Networks can provide significant measures to identify data driven patterns and dependencies. Though, given a data file it can be difficult to discern how one may approach creating such a network. In this tutorial, we will use a bibliographic data file downloaded from a query search in Scopus to walk through the process of cleaning the data file, writing a python script to parse the data into nodes and edges, computing graphical measures using NetworkX, and creating an interactive network display using HoloViews.
While we originally developed this script in a local notebook, we found that running it through Google’s cloud-based Jupyter notebook environment Colaboratory is a smoother option, particularly for nacent coders. We encountered version conflicts between the dependencies when setting up a local notebook environment that were bipassed in Colab.
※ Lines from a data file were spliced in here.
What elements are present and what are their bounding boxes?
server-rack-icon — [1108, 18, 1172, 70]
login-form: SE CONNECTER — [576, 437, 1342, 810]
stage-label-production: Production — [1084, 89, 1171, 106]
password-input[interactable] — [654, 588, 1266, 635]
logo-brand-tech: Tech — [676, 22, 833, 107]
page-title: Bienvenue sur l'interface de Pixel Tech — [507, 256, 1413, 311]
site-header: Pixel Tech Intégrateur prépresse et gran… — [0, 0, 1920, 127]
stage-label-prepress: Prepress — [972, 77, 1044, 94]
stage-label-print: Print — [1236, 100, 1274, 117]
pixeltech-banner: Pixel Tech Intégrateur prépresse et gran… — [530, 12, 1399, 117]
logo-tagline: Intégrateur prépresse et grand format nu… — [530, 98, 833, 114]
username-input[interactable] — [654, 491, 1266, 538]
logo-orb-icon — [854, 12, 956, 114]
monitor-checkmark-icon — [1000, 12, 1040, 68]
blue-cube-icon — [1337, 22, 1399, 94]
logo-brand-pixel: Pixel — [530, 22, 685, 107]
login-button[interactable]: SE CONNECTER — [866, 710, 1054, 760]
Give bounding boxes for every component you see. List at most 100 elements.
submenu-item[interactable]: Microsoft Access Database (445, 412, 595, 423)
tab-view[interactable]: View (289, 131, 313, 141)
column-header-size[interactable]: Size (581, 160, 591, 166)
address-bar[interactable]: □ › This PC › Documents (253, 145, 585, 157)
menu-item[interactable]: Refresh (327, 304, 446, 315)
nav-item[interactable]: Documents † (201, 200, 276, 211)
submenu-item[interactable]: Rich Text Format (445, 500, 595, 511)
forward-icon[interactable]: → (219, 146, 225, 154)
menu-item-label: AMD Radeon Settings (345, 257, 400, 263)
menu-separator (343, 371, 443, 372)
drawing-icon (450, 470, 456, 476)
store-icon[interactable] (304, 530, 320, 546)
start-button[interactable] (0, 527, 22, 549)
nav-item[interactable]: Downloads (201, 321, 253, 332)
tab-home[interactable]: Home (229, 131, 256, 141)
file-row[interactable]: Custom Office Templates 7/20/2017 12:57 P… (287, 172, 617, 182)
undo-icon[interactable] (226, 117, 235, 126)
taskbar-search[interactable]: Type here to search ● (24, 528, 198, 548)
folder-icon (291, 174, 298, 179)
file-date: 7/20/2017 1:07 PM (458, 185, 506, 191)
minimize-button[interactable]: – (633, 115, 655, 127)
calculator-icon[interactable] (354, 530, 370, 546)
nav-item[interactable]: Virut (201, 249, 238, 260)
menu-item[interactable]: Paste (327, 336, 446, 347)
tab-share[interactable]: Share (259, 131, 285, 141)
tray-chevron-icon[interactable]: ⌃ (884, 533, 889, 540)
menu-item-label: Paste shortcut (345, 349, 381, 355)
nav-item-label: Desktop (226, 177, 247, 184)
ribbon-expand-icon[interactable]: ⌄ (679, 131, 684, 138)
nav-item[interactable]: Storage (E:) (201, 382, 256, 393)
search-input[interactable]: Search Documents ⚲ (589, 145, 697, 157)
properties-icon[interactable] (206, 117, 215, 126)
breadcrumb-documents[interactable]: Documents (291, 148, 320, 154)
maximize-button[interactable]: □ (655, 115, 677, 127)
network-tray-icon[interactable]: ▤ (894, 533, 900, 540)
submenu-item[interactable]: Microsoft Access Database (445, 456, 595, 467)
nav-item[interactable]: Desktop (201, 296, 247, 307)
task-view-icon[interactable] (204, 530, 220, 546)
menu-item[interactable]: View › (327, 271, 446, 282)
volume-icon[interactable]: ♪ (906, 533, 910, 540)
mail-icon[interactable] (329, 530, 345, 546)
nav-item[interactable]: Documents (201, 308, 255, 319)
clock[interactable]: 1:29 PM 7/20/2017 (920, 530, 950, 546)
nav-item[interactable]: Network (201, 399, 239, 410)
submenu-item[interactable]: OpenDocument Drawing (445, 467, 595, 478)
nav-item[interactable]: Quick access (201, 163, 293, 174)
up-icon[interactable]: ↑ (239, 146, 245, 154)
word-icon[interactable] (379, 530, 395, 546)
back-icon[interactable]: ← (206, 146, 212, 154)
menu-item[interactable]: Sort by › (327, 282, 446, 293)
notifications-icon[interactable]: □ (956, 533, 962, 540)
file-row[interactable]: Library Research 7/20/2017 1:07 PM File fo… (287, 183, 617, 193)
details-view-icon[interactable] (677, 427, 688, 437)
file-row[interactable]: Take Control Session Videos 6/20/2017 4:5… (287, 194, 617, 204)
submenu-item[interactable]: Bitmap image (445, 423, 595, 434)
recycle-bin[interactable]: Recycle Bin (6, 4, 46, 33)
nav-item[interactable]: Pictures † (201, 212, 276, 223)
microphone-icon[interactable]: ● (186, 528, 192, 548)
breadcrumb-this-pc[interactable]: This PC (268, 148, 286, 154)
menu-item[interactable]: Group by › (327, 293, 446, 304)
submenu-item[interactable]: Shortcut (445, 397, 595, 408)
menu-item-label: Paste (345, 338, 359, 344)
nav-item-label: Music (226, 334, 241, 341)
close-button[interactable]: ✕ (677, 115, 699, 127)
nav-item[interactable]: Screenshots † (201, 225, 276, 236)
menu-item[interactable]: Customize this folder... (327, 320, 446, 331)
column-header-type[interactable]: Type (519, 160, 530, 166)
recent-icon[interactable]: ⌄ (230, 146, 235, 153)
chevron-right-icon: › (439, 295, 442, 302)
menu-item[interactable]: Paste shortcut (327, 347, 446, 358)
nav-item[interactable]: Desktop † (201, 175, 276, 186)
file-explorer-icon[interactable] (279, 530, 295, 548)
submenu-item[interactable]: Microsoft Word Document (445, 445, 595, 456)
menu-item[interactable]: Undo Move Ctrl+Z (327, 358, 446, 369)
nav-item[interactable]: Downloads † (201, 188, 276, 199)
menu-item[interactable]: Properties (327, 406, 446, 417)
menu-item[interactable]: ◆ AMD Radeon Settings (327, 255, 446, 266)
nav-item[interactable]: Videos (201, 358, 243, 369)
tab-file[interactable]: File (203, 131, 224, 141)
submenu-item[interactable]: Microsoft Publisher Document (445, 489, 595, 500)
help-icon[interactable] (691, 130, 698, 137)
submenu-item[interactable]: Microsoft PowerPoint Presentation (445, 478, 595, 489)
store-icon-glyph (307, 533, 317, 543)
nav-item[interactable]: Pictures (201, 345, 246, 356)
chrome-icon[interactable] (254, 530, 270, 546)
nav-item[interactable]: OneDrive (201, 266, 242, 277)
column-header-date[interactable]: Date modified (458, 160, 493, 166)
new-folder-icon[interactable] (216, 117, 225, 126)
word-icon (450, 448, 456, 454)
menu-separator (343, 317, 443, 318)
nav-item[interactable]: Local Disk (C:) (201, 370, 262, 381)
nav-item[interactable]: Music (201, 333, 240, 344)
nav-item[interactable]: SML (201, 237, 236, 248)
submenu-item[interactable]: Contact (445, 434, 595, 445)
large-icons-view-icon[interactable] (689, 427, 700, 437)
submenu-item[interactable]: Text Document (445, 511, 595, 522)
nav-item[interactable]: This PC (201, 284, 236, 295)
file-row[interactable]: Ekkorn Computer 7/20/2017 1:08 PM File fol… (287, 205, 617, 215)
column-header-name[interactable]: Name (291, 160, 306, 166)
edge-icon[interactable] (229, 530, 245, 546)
Colaboratory allows you to use and share Jupyter notebooks from your browser, without having to download, install, or run anything on your own computer. Notebooks can be saved to Google Drive, Github or downloaded locally. This code contains OAuth2 functionality to access data from Google Drive, with a link to instructions for access from Github. A single line of code adapts the script render in Colab.
To open the notebook in Colab, click on the notebook from the repository list. GitHub will open a preview, click this icon from the top of the notebook to open directly in Colaboratory. (If the preview doesn’t load, you may have to disable your ad blocker.) Alternatively, you can clone or download this repository and put in Google Drive. Google Drive will recognize the .ipynb notebook file format and give you the option to open in Colaboratory.